Potential to rough the viewer
These are our bucklings from April 2009. A pretty pair of boys. We kept them to breed in the fall. Keeping them into the winter costs a lot of hay, but having them to breed two of our does saves $100 in breeding fees.
Just a warning, not everyone is going to see the happy ending in all this.
Having dairy animals has certain realities. Chiefly, without a pregnancy there is no milk. And chances are, the progeny of that pregnancy doesn't have a long term place on the farm. So, from the day they were born, the day these knives got sharpened was coming.
I used a pistol for the actual deed. I have used other methods, and this was the first time I used a pistol, but the pistol is probably the best method for me. It has the downside of introducing lead shot into the carcass. But I am probably not dedicated enough to do anything with the brain anyway. I borrowed a semi auto ruger .22 target pistol that uses long rifle rounds. A pistol gave me a lot more freedom of movement than my rifle and it was nice knowing there would be an immediate second shot if I needed it. I didn't though, they both went down with one shot behind the ear each. I led them up to the arch with grain and they we eating a little grain treat when I killed them so there was never any stress. They were never conscious of anything being wrong.

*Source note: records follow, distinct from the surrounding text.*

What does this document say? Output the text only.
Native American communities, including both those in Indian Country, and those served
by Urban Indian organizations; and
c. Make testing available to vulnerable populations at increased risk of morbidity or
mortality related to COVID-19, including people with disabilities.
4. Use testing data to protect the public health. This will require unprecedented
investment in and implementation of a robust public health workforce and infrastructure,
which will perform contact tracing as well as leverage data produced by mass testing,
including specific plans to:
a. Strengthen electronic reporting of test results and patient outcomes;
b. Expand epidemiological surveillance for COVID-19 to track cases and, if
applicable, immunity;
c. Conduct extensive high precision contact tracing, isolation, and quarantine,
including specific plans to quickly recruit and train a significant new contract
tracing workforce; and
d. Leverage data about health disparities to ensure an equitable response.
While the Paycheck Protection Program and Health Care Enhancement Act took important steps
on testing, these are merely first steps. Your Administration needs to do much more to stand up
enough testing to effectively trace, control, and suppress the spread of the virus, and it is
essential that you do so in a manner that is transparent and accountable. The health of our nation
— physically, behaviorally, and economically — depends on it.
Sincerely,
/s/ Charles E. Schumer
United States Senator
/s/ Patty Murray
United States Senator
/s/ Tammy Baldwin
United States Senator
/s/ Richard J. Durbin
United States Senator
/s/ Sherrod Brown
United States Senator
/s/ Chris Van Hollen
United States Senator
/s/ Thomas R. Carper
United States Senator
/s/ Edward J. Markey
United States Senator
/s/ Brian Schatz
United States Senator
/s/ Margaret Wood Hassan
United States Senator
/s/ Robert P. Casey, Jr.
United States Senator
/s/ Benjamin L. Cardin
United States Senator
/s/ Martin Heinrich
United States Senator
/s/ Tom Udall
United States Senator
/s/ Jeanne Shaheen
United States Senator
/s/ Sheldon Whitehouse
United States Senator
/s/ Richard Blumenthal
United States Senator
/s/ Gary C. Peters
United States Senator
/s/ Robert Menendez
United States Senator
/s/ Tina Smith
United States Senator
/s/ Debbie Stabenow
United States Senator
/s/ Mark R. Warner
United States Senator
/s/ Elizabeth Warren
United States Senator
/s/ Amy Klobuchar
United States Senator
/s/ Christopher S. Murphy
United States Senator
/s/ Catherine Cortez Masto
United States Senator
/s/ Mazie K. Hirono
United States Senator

I used the Arch of the Garden gate to hang and bleed out the carcass. Hanging for the skinning and rough cuts helps keep the meat clean. Most of the skinning I do with the mini chef knife looking knife. The blade length is good and it holds an edge well. The utility knife on the end is good for separating joints. It has a thick strong blade and the serrations go through cartilage nicely. Down at the house, most of the work is with the boning knife.
I did the skinning and the rough cuts with it hanging. That's a change from what I have done in the past and it worked out much better this way. It meant I could piece it into a clean bucket to carry it down to the house. Carrying down the whole carcass would have been awkward. I separated it into the four legs, two sides of ribs, neck roast, the hips and chops.

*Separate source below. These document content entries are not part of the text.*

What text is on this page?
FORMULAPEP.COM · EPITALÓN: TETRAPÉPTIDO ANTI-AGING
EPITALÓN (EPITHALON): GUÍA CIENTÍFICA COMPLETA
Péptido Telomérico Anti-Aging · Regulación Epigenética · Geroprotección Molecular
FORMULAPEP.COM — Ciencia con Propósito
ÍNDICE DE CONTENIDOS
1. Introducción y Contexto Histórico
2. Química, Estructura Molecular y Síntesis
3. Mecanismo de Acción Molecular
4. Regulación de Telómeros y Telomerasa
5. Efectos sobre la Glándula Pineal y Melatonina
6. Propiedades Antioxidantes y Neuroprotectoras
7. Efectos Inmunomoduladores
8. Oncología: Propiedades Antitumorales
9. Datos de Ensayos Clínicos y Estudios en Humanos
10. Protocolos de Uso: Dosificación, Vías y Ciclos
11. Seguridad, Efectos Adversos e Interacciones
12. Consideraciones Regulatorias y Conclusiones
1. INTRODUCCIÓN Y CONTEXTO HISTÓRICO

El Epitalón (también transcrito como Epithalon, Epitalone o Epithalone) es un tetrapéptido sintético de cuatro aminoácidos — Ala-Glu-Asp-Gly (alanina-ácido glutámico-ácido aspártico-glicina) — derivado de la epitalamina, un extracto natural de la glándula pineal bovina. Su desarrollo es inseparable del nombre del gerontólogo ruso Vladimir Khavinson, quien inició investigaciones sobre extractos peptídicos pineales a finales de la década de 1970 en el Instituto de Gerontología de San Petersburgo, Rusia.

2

Down in the kitchen, I completely deboned it. Last time we cooked the meat on the bone. With the ribs it was a detractment from the meal trying to find the meat on the bone. It was a curry in a thick sauce. So this goat I deboned everything but the neck.
I was a little surprised in the yield. 28 lbs before I deboned it. Heck, it's not that much bigger than a good sized turkey. And I am pretty sure the live animal was close to 100 lbs. He was 11 months old. Not much in the way of fat, but that is what I would expect from a goat.
It's not a pleasant task, but a necessary one if we are going to continue to keep goats for Dairy.